In all, nine different cars from a host of countries have broken the five-second barrier with Toyota’s venerable 2JZ engine or an aftermarket variant of such, with the record standing at a 5.753 and a speed of over 252 mph. Compare that alongside the standing NHRA national record of 5.751 and you can quickly see how well these cars match up. And so, it begs the question of whether it’s finally time the NHRA writes the imports into the rulebook for arguably the most popular eliminator in its lineup.
The PDRA has long made it possible for import-powered machines to compete in its categories, and Bahrain’s EKanoo Racing took them up on that invitation last season when they traversed overseas to compete at the series’ Michigan event in the Pro Boost class; rather successfully, we should add. With the NHRA Pro Mod class limited to 90-degree V8 engines at present, there isn’t a place for them in any capacity in the NHRA Pro Mod Series.
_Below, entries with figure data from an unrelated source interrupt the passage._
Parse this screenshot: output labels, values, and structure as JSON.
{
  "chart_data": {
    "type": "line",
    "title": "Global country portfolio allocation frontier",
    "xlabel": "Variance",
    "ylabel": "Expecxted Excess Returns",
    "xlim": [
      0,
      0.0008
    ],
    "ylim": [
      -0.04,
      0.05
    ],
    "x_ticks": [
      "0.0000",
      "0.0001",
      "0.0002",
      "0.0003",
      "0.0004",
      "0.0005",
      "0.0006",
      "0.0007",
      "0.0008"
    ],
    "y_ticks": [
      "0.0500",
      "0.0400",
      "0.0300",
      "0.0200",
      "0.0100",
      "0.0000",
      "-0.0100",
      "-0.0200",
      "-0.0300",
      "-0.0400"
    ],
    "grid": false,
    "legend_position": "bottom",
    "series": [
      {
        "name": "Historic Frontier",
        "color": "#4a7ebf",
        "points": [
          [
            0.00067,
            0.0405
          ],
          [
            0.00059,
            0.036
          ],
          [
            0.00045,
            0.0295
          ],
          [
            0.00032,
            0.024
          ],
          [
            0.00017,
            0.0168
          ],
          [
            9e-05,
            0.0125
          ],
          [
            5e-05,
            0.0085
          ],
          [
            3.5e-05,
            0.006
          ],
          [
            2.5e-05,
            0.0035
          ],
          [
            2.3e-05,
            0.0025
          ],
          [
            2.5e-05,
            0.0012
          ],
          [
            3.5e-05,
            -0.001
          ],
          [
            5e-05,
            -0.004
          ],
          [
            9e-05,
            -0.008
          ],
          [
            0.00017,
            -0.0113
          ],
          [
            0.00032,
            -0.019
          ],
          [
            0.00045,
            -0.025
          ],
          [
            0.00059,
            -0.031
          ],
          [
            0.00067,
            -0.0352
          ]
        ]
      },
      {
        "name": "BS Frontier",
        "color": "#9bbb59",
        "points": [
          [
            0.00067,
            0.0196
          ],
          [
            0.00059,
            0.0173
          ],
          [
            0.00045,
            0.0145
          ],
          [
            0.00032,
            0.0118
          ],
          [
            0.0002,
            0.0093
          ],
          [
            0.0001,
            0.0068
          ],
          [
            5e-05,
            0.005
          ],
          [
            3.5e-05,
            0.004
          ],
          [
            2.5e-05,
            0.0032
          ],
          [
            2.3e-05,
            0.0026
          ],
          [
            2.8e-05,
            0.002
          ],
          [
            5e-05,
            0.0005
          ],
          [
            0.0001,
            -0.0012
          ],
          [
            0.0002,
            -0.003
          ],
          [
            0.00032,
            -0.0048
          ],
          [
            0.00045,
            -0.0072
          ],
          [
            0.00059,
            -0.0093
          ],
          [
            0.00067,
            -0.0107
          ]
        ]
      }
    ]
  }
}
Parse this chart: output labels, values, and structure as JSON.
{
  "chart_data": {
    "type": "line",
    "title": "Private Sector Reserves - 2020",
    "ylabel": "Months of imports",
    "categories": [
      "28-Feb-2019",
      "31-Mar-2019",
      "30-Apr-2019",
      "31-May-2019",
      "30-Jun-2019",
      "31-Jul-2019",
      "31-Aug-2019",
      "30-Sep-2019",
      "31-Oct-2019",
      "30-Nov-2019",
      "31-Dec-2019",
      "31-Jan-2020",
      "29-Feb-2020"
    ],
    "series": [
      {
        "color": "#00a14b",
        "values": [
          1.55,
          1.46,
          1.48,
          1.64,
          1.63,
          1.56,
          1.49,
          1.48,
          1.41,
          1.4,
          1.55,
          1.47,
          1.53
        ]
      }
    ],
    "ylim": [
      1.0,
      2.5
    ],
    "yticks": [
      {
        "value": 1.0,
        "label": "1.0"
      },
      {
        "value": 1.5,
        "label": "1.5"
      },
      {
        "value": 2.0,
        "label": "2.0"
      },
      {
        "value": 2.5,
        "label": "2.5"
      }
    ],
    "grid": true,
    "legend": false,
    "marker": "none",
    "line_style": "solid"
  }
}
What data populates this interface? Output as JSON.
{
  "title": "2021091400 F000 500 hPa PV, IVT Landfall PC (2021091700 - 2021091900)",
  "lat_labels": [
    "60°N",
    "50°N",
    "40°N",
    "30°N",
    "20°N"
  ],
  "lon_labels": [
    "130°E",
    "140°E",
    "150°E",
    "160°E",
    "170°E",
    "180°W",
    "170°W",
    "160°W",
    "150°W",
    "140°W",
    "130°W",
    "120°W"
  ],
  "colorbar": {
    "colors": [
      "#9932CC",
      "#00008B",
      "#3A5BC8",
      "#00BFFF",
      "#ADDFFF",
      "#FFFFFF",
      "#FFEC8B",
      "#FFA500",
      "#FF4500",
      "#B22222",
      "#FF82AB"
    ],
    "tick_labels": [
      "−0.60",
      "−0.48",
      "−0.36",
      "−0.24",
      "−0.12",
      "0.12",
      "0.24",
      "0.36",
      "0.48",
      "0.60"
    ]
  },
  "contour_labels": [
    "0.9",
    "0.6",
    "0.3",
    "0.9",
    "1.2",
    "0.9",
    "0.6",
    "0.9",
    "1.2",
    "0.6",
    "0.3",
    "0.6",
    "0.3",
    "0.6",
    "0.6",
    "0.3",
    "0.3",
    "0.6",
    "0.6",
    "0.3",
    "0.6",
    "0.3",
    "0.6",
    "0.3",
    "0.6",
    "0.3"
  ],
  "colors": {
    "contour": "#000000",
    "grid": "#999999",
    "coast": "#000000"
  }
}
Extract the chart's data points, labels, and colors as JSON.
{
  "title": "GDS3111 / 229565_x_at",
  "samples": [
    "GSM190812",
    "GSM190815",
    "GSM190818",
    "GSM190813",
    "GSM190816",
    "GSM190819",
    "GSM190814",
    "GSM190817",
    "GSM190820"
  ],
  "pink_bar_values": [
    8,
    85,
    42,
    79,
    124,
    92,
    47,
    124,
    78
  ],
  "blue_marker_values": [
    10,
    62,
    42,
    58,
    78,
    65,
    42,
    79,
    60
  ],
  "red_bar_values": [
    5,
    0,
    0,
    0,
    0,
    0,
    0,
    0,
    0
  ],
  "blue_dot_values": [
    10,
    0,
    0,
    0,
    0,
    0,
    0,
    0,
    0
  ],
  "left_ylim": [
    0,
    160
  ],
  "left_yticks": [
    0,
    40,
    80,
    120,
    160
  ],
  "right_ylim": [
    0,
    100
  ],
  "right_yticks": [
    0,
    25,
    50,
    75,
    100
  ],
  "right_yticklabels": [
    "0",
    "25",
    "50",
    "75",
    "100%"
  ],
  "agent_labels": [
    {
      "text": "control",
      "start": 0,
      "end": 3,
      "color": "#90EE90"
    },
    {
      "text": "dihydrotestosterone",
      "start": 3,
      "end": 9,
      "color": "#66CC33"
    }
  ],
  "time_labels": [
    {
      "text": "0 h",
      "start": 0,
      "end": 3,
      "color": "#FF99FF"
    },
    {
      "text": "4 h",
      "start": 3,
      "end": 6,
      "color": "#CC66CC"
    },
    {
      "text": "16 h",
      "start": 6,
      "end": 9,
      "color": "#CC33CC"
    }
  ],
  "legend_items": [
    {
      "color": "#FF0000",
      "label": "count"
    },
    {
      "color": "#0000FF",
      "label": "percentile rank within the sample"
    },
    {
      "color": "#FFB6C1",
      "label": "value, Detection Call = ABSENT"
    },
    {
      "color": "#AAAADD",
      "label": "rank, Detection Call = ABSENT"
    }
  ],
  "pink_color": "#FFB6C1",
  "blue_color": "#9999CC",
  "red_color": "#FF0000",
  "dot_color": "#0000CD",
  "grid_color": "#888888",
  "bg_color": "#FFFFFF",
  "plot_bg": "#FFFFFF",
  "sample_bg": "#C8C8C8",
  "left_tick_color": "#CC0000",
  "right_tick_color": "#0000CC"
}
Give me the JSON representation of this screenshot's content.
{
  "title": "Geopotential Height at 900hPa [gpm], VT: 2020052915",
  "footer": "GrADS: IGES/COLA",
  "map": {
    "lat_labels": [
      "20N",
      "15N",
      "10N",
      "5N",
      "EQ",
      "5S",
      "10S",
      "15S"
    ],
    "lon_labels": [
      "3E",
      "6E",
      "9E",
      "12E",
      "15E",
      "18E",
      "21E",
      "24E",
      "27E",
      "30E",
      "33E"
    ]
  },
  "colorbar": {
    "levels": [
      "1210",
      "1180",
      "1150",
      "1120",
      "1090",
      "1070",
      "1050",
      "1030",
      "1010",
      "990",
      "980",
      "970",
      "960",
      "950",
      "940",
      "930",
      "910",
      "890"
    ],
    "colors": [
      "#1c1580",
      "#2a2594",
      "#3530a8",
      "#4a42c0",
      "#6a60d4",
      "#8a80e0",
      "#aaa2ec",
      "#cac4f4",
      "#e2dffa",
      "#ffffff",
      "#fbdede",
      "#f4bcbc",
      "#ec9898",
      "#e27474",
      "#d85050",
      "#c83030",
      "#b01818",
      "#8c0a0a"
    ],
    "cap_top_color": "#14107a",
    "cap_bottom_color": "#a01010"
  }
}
While the American-made, loud-and-proud crowd would insist otherwise, I would argue that it’s the kind of on-track and in-the-stands rivalry — you know, “those damn Toyota’s couldn’t ever beat a Hemi!” — that provide the spark of interest and a layer of intrigue that every racing series is in need of these days. Consider, too, the drama should a team from Bahrain and another from Puerto Rico come in and line up against America’s favorite good ‘ol boy Pro Modified competitors on their own turf. Remember, just because you don’t like them, doesn’t meant they can’t provide some good for drag racing.
What do ya’ say: let the little engines play in the NHRA sandbox, or keep them where they’re at, quietly in their own corner showing the world how to do more with less than any drag racing machines on the planet?